1. Adım: Riski Belirleyin
BT risk yönetiminin en temel unsuru, hangi risklerin mevcut olduğunu anlamaktır. Bu, daha geniş BT risk ortamına (önemli ve ortaya çıkan siber güvenlik tehditleri, en yaygın başarısızlık / ihlal noktaları vb.) bakarak ve bu genel tehditlerden hangisinin kuruluş için geçerli olabileceğini belirleyerek yapılmalıdır.

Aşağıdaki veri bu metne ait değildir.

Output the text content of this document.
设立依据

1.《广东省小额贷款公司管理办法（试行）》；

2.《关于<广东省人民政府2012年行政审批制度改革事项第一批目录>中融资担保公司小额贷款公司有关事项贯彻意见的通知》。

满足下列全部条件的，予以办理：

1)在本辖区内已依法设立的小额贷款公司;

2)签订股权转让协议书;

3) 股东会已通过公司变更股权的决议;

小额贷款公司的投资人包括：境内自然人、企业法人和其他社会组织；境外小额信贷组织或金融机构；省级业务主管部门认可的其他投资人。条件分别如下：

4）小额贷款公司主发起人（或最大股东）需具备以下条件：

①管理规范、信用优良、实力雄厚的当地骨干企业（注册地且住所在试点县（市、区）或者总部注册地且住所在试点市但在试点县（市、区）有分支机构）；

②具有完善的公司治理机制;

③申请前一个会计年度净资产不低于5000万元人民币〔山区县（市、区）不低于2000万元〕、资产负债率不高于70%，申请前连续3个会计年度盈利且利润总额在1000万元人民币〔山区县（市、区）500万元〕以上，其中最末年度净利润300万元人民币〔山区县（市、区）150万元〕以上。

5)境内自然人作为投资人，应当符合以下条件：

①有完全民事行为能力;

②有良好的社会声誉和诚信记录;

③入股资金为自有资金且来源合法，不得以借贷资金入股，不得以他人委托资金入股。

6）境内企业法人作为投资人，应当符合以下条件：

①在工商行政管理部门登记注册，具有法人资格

BT riskini tanımlamanın ikinci yönü, mevcut iç uygulamaları ve olası tüm zayıf yönleri (belgelenmiş güvenlik uygulamaları ve prosedürlerinin eksikliği, üçüncü taraf yüklenicilerin veya tedarikçilerin yoğun kullanımı, bulut ve SaaS çözümleriyle ilgili güvenlik ve sorumluluk anlayışının yetersizliği) değerlendirmektir. Bu adım, kuruluşlara hangi risklerin var olduğu, bu risklerin nerede olduğu ve ne zaman ortaya çıkabileceği hakkında genel bir fikir verir.
2. Adım: Riski Analiz Edin
Tüm riskler eşit değildir. Her risk’in risk ve potansiyel şiddeti çok farklıdır. Her bir riskin ortaya çıkma olasılığını ve potansiyel etkisini analiz etmek, kuruluşların stratejilerini ve önceliklerini belirlemede yardımcı olacaktır. Riski analiz ederken, aşağıdaki faktörleri göz önünde bulundurmalısınız:
- Oluşma olasılığı
- Finansal etki
- Operasyonel etki
- Kurum itibarı üzerindeki etkisi
- Düzenleyici sonuçlar için potansiyel (para cezaları, dış denetimler)
Tanımlanan her bir riskin kapsamlı bir analizi için zaman ayırmak, ekiplerin BT risk yönetiminin üçüncü adımına geçerken odaklanmalarına ve önceliklendirmelerine yardımcı olacaktır.
3. Adım: Riski Değerlendirin ve Sıralayın
BT ekiplerinin zamanları ve kaynakları sınırlı ve sürekli artan risk matrisi ile ekipler her bir riski eşit olarak ele alamıyorlar.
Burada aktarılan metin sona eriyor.